When a large part of the exterior of a house is covered with a faux stone veneer, there are many locations each of which has its own method of protecting prior to the mortar application. There are inside and outside corners, vertical and horizontal trim members, windows and doors, etc. Suffice it to say that the stone veneer industry has done many studies and tests and has published very specific "best practices" diagrams. They are available in a variety of places on line and in classroom form, complete with workbooks and technical diagrams.
This house has a VARIETY of such locations, each of which should have been done correctly. One example is below, on the same new construction you have seen before --
Without getting too technical and posting architectural diagrams, this kind of thing is all over this house and it is a problem. It is a problem because it simply is not done correctly. With stone veneer things aren't simply nailed to the wall and surrounded by mortar. Basically,
- Wood has six sides, and all six need to be primed AND painted prior to installation. You can see paint on the mortar on the left. How about the rest?
- Mortar never touches wood products. There is defined separation with flashings (called casings or casing beads), backer rods and a caulking-type material.
- Windows are not waterproof when mortar surrounds them. The mortar will shrink and separate. Water will get in.
- Not only will the wood trim rot, but what is underneath can as well. It is hard to see under the stone! The framing around the windows will rot as water gets in there too. Once you realize there is a problem it is usually a BIG problem because it has been there a while.

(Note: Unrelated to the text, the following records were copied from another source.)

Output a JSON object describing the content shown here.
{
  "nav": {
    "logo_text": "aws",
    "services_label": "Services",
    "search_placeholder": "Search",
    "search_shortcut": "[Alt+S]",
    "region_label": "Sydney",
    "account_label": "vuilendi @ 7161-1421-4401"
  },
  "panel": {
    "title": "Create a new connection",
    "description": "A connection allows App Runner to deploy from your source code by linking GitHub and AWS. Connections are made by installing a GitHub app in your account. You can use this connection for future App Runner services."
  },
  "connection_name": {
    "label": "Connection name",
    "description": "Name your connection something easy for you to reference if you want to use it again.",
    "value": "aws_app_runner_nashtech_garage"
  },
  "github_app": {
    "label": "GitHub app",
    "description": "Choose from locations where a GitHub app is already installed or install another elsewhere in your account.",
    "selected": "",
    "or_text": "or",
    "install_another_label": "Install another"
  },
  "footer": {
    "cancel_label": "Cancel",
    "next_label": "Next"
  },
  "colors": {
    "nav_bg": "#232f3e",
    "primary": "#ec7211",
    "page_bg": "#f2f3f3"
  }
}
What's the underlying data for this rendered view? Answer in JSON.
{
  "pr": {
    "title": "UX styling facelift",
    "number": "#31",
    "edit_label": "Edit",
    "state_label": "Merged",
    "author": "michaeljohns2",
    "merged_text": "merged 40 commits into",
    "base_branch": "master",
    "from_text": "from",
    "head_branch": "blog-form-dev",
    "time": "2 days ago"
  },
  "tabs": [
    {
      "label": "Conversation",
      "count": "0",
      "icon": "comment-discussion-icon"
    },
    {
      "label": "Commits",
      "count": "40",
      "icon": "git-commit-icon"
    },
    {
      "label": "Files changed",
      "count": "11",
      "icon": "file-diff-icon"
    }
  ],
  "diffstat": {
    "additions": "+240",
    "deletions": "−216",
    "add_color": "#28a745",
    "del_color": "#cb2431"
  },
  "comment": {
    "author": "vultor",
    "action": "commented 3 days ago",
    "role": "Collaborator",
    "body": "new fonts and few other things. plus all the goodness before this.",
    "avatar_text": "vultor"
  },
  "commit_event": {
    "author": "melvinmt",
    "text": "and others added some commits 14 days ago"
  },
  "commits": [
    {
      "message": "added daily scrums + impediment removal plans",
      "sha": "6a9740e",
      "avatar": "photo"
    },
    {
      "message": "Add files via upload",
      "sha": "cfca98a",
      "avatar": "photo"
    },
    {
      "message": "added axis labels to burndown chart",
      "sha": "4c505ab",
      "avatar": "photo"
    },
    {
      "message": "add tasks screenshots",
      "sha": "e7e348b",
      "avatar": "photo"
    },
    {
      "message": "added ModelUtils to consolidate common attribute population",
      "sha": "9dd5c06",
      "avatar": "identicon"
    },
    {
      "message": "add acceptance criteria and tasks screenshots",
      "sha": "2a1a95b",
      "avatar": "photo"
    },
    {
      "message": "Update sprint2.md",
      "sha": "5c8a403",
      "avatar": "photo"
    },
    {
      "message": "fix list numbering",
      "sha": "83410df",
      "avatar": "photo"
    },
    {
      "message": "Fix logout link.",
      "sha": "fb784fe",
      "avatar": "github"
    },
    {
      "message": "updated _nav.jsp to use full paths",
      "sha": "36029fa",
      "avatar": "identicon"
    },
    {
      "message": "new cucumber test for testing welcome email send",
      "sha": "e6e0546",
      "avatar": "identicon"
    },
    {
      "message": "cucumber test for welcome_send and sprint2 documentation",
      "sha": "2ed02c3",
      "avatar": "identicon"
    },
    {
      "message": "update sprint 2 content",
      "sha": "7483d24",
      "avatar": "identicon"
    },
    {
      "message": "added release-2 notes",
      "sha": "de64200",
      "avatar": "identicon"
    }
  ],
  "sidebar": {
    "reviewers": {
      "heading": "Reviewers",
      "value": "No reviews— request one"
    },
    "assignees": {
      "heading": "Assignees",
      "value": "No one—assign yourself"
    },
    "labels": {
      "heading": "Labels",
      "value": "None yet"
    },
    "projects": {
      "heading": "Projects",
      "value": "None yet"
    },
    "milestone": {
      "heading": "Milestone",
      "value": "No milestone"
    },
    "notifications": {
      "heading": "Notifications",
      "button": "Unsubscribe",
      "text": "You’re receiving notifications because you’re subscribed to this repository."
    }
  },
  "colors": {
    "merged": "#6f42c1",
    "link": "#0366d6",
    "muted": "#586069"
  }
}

The Masonry Veneer Manufacturers Association has published, on line and in workbook form, over 50 diagrams which demonstrate best practices for such veneered stone. They can be viewed here:
As to the photo above, its proper application is described in diagrams 21 and 22.
My recommendation: Whenever you see faux stone veneer on a house just remember that it is not as simple as paste and mortar. There are very specific things necessary to make it a long-lasting application.